The L-shaped, two-storey manor house was constructed in a classicist style with seven rooms. The commercial buildings and servants’ quarters were situated opposite. On the inside of the L-shape, ten irregularly positioned columns marked a corridor leading to the entrance, with the columns doubling up at the corners. One of the couple’s sons, János Gaylhoffer Junior and his son-in-law János Bőhm fought alongside Sándor Petőfi’s younger brother István in the 1848-49 revolt against the Habsburg Monarchy. This is how István Petőfi came to Dánosi as private tutor to the two youngest Gaylhoffer children from 1857.

But after falling hopelessly in love with the landowner’s daughter, he had to leave the estate as she had already been promised to a rich landowner.

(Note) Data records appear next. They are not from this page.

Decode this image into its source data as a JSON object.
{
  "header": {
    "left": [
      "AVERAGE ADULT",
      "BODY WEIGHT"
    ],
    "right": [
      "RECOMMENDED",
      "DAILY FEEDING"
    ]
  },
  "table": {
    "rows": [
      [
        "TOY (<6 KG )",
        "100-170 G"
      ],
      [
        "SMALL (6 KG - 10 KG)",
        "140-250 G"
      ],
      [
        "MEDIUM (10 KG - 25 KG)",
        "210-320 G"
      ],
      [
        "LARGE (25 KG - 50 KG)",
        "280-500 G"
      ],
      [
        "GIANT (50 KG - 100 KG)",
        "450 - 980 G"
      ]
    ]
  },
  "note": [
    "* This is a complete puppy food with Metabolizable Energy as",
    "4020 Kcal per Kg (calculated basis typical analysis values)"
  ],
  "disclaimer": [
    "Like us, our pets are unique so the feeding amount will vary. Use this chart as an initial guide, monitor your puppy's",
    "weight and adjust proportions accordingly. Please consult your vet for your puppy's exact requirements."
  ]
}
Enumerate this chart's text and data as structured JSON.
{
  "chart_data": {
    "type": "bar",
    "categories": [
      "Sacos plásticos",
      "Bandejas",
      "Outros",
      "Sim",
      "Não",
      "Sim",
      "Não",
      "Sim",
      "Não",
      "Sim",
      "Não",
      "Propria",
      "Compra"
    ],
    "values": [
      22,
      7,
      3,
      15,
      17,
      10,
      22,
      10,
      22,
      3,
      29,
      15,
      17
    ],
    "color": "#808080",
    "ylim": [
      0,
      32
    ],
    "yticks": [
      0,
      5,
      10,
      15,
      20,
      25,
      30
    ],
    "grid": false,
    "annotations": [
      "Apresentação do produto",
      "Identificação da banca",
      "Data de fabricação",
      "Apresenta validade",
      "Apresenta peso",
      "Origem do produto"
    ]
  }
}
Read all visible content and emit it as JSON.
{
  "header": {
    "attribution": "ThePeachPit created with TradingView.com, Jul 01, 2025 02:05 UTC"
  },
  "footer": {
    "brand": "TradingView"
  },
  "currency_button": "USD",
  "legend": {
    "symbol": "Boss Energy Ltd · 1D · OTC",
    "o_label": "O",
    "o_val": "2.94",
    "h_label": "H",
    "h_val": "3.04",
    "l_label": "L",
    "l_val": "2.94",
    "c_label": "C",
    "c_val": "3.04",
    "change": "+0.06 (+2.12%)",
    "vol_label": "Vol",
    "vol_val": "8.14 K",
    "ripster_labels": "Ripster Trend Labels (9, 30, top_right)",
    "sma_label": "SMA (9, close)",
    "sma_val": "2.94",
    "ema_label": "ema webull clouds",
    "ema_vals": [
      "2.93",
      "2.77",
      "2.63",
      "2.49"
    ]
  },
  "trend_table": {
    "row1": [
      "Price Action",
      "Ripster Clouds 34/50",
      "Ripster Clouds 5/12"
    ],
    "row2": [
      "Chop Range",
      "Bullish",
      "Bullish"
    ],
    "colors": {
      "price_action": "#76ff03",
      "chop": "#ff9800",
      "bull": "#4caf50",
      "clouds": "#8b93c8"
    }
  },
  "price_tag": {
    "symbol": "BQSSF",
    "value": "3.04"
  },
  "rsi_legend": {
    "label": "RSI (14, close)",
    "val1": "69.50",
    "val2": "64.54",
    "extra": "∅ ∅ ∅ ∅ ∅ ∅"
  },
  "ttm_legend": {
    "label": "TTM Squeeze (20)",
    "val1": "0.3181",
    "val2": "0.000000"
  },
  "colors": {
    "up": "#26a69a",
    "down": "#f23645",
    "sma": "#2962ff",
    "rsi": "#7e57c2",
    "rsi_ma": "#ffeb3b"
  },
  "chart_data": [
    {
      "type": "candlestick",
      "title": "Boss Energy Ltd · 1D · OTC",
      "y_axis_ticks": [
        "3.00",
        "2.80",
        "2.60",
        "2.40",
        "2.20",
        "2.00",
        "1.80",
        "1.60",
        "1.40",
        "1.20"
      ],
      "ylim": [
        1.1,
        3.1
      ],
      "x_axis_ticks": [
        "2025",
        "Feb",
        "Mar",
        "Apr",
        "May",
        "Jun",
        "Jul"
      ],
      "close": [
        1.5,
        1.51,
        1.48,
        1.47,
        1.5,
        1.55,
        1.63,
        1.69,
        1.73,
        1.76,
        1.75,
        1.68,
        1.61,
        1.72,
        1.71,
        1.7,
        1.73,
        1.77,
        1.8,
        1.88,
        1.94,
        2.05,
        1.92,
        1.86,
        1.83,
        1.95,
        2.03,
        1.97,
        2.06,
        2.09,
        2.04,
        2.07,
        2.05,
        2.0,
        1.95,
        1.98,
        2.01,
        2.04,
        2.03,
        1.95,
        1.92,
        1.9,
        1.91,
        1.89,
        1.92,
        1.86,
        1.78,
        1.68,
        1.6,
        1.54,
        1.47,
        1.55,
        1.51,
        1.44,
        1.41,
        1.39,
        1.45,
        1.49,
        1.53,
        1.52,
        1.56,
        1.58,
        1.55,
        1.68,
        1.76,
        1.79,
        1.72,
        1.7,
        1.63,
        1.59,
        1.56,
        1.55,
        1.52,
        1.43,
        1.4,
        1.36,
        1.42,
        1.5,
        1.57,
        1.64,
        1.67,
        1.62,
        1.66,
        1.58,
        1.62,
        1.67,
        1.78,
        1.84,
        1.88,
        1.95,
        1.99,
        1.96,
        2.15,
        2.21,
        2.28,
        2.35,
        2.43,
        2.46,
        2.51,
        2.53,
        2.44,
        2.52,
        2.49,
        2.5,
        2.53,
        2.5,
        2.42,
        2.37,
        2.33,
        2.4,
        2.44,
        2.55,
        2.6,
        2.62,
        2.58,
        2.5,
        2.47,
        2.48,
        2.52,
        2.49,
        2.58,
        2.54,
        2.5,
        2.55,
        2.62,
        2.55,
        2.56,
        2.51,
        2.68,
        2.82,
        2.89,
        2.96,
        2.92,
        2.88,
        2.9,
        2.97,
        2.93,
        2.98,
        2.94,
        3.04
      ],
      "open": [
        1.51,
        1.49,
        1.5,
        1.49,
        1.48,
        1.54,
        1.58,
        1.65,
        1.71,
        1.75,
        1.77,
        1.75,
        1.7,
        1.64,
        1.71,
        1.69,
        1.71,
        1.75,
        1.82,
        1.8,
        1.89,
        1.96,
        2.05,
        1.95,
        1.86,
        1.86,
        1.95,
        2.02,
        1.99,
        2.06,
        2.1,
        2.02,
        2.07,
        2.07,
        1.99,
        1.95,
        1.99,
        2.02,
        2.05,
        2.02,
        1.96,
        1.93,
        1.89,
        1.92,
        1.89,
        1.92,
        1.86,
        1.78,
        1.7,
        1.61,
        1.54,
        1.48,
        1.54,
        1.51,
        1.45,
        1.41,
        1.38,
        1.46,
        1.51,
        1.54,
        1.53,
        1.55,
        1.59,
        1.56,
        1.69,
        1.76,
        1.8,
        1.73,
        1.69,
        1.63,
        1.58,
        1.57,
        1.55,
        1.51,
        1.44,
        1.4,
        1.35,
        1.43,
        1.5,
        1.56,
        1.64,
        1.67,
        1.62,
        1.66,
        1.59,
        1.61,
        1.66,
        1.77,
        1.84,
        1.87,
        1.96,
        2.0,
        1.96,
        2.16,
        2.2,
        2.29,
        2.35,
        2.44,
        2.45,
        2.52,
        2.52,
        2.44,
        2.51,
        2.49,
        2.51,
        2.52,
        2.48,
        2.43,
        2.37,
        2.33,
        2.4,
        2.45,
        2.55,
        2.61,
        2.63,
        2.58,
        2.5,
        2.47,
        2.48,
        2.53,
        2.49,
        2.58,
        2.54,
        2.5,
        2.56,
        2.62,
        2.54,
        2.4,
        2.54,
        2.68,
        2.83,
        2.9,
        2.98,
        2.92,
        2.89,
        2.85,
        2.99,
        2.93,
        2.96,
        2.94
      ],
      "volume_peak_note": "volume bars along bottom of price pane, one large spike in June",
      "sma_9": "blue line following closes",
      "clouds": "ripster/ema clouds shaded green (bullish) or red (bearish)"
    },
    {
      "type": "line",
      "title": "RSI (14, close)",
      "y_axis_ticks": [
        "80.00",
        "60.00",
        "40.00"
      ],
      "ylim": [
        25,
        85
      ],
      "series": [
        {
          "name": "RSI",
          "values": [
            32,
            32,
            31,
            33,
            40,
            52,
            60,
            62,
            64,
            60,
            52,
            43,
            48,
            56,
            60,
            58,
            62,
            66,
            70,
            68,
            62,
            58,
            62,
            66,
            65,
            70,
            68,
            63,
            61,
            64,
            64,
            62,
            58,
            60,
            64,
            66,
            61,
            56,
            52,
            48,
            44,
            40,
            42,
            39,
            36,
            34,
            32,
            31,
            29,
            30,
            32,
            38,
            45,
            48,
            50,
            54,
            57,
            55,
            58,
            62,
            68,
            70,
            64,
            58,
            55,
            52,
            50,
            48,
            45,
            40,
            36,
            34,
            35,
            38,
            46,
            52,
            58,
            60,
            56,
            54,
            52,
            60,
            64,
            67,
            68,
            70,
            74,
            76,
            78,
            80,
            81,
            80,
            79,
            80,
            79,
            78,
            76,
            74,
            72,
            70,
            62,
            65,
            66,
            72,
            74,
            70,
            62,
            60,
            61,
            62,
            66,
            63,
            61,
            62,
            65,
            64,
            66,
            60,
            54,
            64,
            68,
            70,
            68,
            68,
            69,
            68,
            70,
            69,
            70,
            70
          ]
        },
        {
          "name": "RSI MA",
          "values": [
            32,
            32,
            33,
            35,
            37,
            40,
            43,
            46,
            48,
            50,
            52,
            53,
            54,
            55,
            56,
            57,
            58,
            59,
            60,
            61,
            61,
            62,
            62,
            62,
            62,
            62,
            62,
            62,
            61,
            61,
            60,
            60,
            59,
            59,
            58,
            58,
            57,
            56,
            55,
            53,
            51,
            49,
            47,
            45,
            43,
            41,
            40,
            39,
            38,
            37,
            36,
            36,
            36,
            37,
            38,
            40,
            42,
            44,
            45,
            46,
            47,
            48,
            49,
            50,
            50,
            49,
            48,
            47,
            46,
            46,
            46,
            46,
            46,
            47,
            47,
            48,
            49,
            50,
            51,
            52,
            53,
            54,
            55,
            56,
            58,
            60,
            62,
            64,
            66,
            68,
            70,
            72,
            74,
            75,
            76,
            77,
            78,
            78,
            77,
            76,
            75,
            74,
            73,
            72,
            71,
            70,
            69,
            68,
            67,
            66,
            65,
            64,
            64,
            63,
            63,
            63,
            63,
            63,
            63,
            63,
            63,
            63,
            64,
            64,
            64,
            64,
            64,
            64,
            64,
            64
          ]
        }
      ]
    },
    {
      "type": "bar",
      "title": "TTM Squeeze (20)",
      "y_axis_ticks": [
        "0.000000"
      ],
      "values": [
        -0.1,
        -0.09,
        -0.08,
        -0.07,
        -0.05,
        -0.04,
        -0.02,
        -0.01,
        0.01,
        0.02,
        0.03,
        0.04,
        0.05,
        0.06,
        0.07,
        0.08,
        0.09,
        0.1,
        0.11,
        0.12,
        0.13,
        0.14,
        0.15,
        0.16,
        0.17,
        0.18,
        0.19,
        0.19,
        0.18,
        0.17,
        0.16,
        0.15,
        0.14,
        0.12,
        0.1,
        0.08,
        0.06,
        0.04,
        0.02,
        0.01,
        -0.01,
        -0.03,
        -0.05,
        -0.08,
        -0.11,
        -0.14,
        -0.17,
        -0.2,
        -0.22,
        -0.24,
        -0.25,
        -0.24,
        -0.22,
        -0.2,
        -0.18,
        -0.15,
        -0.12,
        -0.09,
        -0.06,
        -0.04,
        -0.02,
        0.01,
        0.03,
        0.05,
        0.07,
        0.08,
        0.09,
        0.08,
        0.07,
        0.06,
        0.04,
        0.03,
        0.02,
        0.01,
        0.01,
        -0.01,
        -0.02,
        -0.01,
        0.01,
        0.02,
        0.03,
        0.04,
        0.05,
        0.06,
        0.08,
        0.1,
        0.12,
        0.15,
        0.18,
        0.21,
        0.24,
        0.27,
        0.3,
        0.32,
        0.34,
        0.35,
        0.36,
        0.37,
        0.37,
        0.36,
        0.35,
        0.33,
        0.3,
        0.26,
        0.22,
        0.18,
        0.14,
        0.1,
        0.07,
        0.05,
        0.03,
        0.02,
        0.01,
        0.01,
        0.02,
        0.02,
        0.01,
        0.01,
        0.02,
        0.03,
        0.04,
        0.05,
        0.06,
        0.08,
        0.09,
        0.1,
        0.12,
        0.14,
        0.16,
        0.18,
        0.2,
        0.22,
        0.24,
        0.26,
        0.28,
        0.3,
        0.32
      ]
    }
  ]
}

Petőfi took up a position as a steward in Csákó in Békés County, where he earned enough to purchase a 400 acre property. This paved the way for him, as a middle-class landowner, to ask for Antónia Gaylhoffer’s hand in marriage. The marriage only lasted eight weeks – the young bride, angered by her husband’s lack of loyalty, moved out of their Chákó home. She only returned for his burial in 1880. When Prime Minister Sándor Wekerle bought the Dános estate, he also took on ownership of the former Beleznay manor house and expanded the L-shaped building, adding a square based two-storey castle in a historical style in the late 19th century. The façade was characterized by the outcrop comprising five sides of the octagonal tower housing the staircase. Narrow windows were built into the upstairs rooms with enormous windows on the ground floor to let as much light in as possible.

Sándor Wekerle was Hungary’s first finance minister from the citizen class and later became prime minister. Between them József Ferenc and Károly IV asked him to appoint a government on three occasions (1892-95, 1906-10 and 1917-18). Ferenc Herczeg described him as follows:

“His exterior is reminiscent of an industrialist from Manchester, but of an extraordinarily impressive, affable and witty industrialist. They called him Hungary’s healer, and it’s true that everything he turned his hand to was a success. As finance minister, he was so successful in managing state finances that he created a considerable surplus, refinancing state debts and introducing the gold standard, forcing Austria to follow his example. The knowledge that we have such outstanding men in our ranks gave Hungarians an increased feeling of assurance. Those who only knew him as the head of the coalition government did not see the real Wekerle. He was an incredibly bright man. Although he knew and learned so much, his spirit was free and he was not tethered by dogma and theory. I don’t think he knew true friendship, but he was on good terms with the whole world, and everyone loved and admired him.”

The castle and the entire estate came into the hands of Hungary’s first local cooperative in 1945. It operated as a tree nursery and student lodging and served a variety of other functions. As time passed, its condition deteriorated, but it really fell into ruin after the regime change in 1990 when a company called Kastély-Club Kft. bankrupted the estate and stripped it of its assets. A Budapest entrepreneur bought the property with a view to selling it on. This is how the estate came into the possession of its current owner who is is working tirelessly to return it to its former glory.